Die Wichtigkeit für die Entwicklung von Kindern, sowohl Zeit mit Mutter und Vater zu verbringen, betont auch die Psychotherapeutin für Kinder, Jugendliche und Erwachsene, Alexandra Pölzl, während der digitalen Podiumsdiskussion mehrfach. Wie schön diese gemeinsame Zeit aussehen kann, zeigen die Siegerbilder des Fotowettbewerbs auf den Social-Media-Kanälen von IKEA Österreich. Die drei besten Bilder - die Väter gemeinsam mit ihren Kindern zeigen - wurden in einem Auswahlverfahren einer Expert:innen-Jury prämiert und am Vatertag, dem 13. Juni, von der Schwedischen Botschaft gemeinsam mit IKEA bekanntgegeben. Alle drei Gewinner, die aus Wien, Oberösterreich und dem Burgendland stammen, können sich über Einkaufsgutscheine von IKEA im Wert von Eur 100,- und über ein professionelles Fotoshooting für die ganze Familie freuen.

"Wie machen wir das mit der Kindererziehung?"

Mit der Kampagne "Zuhause mit Papa" möchte IKEA den gesellschaftlichen Diskurs vorantreiben und Familien dazu anregen, den Haushalt und die Kindererziehung gleichermaßen aufzuteilen. Dabei sollen Angebote wie die Väterkarenz auch in Österreich verstärkt wahrgenommen werden. Mit dem Kampagnenziel, Väter zu inspirieren und zu mobilisieren, sich stärker in das Familienleben zu integrieren, haben die Schwedische Botschaft und IKEA einen wichtigen Schritt hin zu einer gleichberechtigten Gesellschaft gesetzt.

Über IKEA Österreich
Seit über 40 Jahren ist das schwedische Möbelunternehmen IKEA mittlerweile auch in Österreich vertreten: In 7 Einrichtungshäusern, 1 Planungsstudio, 2 Logistikzentren, 8 Abholstationen und diversen Services, wie z. B. Click & Collect, sorgen rund 3.600 IKEA-Mitarbeiter:innen für Inspiration am laufenden Band.
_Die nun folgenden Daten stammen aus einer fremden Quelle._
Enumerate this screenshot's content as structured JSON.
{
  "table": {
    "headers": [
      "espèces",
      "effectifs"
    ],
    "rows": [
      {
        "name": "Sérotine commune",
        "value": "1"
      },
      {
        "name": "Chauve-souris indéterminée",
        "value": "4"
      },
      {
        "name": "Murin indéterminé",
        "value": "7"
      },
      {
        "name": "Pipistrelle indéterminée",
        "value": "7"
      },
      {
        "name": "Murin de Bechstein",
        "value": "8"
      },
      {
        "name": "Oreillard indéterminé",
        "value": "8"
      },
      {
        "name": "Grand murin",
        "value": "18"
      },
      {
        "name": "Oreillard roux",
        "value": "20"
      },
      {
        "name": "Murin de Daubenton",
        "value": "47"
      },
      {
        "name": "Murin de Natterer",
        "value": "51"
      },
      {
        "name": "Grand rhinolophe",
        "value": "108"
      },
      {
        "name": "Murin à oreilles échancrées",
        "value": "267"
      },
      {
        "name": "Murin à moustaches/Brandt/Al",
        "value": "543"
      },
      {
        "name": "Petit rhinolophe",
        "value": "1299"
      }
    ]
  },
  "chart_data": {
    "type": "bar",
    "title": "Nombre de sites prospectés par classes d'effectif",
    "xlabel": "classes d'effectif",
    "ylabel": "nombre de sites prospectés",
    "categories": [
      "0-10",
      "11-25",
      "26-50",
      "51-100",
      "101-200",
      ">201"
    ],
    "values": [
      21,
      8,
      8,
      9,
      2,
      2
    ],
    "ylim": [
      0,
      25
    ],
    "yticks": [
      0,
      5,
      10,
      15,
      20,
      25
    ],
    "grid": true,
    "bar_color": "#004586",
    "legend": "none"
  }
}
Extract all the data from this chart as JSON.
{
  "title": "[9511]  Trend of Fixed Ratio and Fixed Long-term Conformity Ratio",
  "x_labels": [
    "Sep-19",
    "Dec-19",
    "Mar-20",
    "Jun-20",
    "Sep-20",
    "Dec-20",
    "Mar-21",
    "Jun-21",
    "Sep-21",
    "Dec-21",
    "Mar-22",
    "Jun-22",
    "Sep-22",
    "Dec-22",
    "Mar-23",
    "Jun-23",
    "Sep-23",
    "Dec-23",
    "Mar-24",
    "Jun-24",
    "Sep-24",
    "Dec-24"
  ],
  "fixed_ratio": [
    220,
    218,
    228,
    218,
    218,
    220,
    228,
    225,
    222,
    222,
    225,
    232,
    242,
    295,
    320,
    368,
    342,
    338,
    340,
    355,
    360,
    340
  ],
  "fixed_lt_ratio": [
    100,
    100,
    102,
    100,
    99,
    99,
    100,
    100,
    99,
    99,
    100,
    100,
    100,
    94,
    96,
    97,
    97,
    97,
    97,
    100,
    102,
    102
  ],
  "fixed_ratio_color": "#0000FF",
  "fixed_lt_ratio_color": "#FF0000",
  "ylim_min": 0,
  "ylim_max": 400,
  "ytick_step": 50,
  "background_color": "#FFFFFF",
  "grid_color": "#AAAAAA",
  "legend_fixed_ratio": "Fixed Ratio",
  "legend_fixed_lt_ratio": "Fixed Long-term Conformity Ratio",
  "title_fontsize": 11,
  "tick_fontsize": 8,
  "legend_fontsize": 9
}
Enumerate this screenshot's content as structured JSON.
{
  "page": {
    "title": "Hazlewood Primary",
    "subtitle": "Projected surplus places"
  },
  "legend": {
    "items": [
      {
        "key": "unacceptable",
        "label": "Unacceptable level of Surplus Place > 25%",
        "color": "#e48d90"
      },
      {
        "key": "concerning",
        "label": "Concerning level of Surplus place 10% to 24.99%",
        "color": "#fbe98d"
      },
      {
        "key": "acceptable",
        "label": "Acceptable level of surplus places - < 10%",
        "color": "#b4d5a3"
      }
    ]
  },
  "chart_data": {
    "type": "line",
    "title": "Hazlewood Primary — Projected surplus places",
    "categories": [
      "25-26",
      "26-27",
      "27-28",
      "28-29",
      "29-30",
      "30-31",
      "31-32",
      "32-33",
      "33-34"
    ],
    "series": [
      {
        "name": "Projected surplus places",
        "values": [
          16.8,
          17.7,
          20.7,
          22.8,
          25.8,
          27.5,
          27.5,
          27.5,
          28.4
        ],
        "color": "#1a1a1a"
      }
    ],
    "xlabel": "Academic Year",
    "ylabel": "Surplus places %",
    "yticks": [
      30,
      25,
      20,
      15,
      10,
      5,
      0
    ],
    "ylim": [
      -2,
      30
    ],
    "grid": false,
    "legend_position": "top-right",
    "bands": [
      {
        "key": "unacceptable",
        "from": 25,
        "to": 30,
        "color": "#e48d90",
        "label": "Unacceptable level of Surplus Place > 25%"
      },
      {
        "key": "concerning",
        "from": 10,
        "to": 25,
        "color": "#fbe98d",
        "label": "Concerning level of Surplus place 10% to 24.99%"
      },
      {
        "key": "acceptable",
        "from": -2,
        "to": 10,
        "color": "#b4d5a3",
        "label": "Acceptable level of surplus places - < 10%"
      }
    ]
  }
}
IKEA hat die Vision, einen besseren Alltag für die vielen Menschen zu schaffen, indem wir formschöne, funktionsgerechte, erschwingliche und qualitativ hochwertige Einrichtungsgegenstände anbieten, die mit Rücksicht auf Mensch und Umwelt produziert wurden. Mit jedem unserer Produkte versuchen wir das Zuhause zu einem noch besseren Platz zu machen.

Dazu gehören auch gesunde und nachhaltige Lebensmittel, die IKEA seinen Kund:innen und Mitarbeiter:innen in den IKEA-Restaurants, IKEA-Bistros und dem Schwedenshop anbietet. Von nachhaltig beschafften Zutaten bis hin zu fleischlosen Optionen und lokal angebauten Produkten, die gut schmecken und auch besser für den Planeten sind.